Menschen mit einem besonderen Schutzbedürfnis

In den niedersächsischen Wohnstätten der Behindertenhilfe leben mehrere tausend Menschen mit Beeinträchtigungen, die aufgrund ihrer physischen, psychischen und sozialen Situation auf einen besonderen Betreuungsrahmen angewiesen sind.

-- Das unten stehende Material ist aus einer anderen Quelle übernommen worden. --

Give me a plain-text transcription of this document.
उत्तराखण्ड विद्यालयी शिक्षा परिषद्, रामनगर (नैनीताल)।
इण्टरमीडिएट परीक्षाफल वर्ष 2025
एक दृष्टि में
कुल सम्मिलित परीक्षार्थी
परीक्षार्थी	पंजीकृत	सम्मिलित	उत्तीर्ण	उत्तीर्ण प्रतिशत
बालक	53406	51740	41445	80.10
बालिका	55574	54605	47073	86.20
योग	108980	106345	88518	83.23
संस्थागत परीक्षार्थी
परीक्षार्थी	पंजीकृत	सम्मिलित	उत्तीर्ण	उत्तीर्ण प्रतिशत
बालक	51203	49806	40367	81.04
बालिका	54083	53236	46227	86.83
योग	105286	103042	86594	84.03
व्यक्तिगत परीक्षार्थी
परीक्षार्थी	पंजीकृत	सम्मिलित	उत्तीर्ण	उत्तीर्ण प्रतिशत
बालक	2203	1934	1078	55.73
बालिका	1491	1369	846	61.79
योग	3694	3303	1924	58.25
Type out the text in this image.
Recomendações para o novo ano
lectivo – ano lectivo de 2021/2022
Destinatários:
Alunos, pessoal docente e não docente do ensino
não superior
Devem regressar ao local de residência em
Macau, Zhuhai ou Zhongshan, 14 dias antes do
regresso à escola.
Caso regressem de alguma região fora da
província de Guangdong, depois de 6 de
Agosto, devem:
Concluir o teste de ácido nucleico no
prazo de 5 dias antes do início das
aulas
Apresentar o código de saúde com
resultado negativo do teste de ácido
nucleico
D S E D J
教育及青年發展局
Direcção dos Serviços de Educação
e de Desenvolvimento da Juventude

Sie alle werden aktuell in ihrem Zuhause rund um die Uhr versorgt und begleitet, weil Werkstätten und Förderstätten geschlossen sowie Bildungs- und Freizeitangebote eingestellt werden mussten. Einige der Bewohner*innen haben schwere und mehrfache Beeinträchtigungen sowie Vorerkrankungen und ein bereits geschwächtes Immunsystem.